Полная неизвестность предстоящей второй половины дня, уже прошла значительная часть этой половины — четвертушка — 10 минут третьего: блики, блики — шум шашек, собираемых в детское ведерко, и стук совочков, лошадок и прочего.
Дворы с могильными памятниками — аккуратно оштукатуренные четырехугольники, с крестом медных кранов… и котенком — на этот раз черным.
Опять взял в руки Бунина — почувствовал таинственное продолжение жизни: видимо, он прожил двойную — свою и еще свою в прозе.
Бунинское детство.
При слове Бунин: слово — учеба не так уже бессмысленно. Душно под деревьями, — я уже 3-й раз в саду. Темнеет. Я украл у себя сегодня день с Левой — там, в селе Цин-Цкаро — лепящемся. Учись у Бунина: скажи, какое оно, это село.

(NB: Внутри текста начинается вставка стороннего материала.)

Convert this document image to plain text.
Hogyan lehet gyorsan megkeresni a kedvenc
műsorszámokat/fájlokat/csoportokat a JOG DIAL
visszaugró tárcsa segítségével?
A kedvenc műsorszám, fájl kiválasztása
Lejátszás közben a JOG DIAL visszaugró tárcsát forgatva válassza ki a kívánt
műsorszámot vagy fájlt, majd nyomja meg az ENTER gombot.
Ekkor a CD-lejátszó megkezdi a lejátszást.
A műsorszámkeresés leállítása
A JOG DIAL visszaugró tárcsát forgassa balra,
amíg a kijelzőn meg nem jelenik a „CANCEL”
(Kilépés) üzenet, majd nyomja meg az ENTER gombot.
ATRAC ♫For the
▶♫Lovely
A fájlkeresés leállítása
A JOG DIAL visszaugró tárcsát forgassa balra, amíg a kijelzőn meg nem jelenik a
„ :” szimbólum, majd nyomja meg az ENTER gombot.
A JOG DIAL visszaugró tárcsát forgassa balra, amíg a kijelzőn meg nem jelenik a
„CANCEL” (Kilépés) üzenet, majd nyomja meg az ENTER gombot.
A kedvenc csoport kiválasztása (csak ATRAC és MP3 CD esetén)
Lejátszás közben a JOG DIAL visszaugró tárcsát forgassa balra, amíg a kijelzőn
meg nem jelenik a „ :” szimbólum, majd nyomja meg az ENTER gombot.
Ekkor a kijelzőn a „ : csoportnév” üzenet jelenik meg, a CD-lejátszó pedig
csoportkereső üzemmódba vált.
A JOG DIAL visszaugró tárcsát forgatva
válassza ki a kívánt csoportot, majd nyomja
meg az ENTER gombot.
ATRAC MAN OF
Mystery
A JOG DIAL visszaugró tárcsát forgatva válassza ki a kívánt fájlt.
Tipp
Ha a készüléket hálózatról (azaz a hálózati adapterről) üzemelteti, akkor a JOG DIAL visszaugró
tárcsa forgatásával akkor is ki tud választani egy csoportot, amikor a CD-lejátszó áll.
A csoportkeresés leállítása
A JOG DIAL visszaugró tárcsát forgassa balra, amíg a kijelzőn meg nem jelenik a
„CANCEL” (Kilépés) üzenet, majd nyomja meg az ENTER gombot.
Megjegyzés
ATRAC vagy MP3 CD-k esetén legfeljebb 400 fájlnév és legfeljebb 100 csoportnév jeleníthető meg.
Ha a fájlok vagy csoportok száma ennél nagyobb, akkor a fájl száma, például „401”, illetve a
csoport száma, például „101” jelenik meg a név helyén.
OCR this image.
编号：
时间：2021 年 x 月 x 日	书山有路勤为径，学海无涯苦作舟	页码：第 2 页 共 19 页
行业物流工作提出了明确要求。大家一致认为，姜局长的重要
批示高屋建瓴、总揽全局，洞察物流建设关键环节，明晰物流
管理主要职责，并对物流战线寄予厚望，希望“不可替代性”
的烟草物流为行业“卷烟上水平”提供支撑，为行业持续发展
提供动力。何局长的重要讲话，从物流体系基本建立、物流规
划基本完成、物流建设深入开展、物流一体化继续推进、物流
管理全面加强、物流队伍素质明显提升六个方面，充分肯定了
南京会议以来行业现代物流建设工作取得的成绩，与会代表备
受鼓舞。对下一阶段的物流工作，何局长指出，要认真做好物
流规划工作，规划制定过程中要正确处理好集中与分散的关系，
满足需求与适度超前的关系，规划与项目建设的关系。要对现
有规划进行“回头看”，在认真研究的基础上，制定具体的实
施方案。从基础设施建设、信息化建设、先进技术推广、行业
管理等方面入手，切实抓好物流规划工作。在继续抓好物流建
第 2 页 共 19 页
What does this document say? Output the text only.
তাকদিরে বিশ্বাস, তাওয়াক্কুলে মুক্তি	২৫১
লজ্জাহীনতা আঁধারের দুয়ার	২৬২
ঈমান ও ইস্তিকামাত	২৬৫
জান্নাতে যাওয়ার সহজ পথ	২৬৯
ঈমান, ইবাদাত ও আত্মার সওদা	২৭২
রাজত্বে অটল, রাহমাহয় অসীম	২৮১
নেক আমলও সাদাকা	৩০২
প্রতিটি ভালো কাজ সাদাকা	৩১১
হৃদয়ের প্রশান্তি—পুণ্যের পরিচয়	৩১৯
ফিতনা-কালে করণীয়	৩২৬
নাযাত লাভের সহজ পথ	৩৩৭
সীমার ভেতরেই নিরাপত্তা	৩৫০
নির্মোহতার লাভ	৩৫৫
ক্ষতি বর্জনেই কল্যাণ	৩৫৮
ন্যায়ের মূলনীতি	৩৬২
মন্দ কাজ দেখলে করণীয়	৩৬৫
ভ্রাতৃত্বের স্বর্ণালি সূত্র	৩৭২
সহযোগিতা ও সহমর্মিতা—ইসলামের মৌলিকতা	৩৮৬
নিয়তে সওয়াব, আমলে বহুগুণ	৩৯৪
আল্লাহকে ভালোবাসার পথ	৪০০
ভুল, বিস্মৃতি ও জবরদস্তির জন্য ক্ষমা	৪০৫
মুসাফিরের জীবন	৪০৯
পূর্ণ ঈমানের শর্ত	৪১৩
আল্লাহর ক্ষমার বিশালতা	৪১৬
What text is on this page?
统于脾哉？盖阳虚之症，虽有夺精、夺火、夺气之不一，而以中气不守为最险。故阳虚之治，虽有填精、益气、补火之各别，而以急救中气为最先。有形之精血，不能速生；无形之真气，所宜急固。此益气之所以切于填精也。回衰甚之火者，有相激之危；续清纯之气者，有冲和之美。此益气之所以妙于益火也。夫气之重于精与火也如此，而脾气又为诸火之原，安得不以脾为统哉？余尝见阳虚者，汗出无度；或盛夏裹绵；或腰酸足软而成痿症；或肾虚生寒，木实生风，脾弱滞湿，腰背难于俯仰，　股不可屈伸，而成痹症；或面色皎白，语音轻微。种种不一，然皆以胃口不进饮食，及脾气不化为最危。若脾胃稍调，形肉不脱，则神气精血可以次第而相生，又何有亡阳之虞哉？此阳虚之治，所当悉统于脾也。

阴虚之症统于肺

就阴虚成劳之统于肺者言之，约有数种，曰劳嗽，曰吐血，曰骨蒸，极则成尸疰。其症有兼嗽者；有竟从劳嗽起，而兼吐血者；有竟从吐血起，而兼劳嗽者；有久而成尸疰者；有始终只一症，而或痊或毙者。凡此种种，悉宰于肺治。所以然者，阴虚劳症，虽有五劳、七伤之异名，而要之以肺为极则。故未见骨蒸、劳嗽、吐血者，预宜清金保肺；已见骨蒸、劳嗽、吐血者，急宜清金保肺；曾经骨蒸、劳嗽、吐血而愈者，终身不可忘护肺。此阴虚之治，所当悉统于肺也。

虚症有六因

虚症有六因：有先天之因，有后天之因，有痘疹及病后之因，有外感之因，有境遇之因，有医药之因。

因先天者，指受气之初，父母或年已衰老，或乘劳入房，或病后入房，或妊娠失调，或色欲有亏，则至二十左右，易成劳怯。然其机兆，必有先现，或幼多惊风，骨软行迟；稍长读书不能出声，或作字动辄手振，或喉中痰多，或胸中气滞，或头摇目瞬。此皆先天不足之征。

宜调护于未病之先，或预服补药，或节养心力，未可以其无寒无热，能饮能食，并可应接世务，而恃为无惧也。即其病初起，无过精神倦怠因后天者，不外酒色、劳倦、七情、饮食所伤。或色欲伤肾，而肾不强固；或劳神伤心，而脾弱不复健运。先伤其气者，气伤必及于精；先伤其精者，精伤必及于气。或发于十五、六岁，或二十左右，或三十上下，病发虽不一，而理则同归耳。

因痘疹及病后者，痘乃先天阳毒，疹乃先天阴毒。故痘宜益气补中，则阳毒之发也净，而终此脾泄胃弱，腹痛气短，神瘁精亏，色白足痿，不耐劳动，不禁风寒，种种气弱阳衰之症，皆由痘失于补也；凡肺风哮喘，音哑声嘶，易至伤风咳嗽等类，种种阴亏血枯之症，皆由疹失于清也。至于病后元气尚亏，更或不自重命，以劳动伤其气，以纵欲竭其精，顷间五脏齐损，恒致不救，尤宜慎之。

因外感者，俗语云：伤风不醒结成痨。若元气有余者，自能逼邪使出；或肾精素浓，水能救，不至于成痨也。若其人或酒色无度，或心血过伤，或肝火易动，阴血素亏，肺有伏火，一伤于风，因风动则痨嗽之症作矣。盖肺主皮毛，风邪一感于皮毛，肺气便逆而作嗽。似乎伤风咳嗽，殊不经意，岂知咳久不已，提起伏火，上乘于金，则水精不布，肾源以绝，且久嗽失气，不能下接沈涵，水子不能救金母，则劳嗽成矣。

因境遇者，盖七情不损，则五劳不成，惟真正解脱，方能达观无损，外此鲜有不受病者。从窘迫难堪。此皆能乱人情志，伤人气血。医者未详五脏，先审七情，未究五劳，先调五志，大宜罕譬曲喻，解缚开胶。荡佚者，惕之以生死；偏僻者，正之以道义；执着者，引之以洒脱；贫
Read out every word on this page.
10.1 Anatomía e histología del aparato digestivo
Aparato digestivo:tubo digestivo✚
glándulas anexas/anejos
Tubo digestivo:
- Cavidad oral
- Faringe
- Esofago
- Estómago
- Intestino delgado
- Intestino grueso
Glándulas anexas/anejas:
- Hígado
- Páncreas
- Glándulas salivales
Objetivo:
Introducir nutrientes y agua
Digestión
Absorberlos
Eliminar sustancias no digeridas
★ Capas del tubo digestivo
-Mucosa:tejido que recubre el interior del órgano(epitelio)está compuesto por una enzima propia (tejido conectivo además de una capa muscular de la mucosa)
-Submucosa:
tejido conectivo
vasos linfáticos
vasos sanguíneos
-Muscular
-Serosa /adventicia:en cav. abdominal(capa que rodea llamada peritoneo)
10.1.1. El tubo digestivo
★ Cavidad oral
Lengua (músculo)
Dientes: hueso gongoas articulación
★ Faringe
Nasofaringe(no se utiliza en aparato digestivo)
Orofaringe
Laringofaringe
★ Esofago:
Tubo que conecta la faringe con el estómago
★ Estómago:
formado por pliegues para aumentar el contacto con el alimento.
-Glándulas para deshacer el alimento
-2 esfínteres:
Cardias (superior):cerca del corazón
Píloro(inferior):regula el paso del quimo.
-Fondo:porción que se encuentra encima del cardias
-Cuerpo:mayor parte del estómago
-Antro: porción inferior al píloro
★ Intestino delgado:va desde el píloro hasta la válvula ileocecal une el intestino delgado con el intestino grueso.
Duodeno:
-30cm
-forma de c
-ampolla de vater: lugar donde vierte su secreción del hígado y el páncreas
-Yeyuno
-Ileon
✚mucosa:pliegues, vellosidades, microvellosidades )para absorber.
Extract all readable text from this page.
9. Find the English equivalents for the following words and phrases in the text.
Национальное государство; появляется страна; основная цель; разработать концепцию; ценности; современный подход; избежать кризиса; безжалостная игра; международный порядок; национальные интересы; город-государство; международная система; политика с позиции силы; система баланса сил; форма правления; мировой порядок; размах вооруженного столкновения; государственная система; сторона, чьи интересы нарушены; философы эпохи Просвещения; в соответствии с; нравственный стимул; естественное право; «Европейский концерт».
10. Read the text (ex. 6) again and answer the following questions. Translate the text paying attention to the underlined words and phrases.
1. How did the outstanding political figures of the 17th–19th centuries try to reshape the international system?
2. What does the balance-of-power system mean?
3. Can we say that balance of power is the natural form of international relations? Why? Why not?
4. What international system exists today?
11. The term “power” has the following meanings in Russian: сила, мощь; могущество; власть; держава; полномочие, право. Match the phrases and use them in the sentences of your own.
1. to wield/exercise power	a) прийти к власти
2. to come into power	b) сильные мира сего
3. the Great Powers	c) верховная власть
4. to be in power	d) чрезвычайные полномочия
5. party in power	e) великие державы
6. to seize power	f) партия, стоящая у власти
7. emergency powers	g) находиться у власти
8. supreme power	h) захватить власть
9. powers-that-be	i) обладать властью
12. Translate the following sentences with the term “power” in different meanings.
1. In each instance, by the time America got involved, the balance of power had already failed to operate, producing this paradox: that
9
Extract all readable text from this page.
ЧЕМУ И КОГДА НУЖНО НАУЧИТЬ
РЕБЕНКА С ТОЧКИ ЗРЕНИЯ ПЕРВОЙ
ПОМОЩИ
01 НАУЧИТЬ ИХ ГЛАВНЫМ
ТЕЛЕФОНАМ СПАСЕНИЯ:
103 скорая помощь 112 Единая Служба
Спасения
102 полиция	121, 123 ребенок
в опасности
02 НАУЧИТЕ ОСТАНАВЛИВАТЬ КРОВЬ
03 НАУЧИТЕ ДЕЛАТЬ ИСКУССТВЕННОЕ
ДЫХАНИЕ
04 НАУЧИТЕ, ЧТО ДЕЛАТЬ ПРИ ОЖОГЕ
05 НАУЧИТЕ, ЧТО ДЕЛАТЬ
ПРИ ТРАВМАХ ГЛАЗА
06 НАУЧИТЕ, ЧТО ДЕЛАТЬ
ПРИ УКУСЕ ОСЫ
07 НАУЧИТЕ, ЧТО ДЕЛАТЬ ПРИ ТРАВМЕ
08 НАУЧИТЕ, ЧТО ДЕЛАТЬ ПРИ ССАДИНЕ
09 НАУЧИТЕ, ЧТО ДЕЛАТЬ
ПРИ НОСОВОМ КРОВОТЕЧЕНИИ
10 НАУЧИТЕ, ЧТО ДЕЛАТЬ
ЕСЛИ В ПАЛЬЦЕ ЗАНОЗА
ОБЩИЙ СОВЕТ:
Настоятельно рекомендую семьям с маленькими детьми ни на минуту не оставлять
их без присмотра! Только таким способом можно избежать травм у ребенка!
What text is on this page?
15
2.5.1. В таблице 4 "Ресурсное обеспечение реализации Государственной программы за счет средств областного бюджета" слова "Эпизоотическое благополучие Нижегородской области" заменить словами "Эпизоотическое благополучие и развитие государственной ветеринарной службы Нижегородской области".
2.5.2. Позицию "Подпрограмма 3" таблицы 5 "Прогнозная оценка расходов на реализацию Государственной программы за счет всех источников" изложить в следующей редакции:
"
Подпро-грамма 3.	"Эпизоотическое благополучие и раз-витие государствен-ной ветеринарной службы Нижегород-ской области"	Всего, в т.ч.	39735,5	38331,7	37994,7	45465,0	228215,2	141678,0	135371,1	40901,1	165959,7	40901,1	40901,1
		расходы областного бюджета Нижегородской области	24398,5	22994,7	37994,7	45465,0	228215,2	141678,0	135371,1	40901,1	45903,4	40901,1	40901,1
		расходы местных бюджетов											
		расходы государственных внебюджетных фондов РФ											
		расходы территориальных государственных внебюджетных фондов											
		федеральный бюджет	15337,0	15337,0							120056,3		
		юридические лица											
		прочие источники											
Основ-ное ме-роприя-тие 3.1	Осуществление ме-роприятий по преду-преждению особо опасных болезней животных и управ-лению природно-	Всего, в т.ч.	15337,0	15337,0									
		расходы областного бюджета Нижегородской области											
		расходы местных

Скамейка, когда я сел, была еще нагретой: этот тип сидел с девицами младыми — грузинками под русских. И еще я мог бы пройти мимо колокола на вокзале Мцхеты и коснуться колоколов Свети-Цховели… Благословенный формат записной книжки — нет, это не поток сознания — это другое: безусловно, после Бунина должен был быть Олеша — не пытается ли эта умная баба [49] доказать, что Олеша не писал закономерно, т.е. «не потрясенья и перевороты», — а закономерности жанра… А я мечтал сегодня быть чисто помытым (исполнено — ох, и баня была прекрасная) и сидеть где-то в свежей белой рубашке под Мцхетскою луной и звездами — глотки вина из бутылки.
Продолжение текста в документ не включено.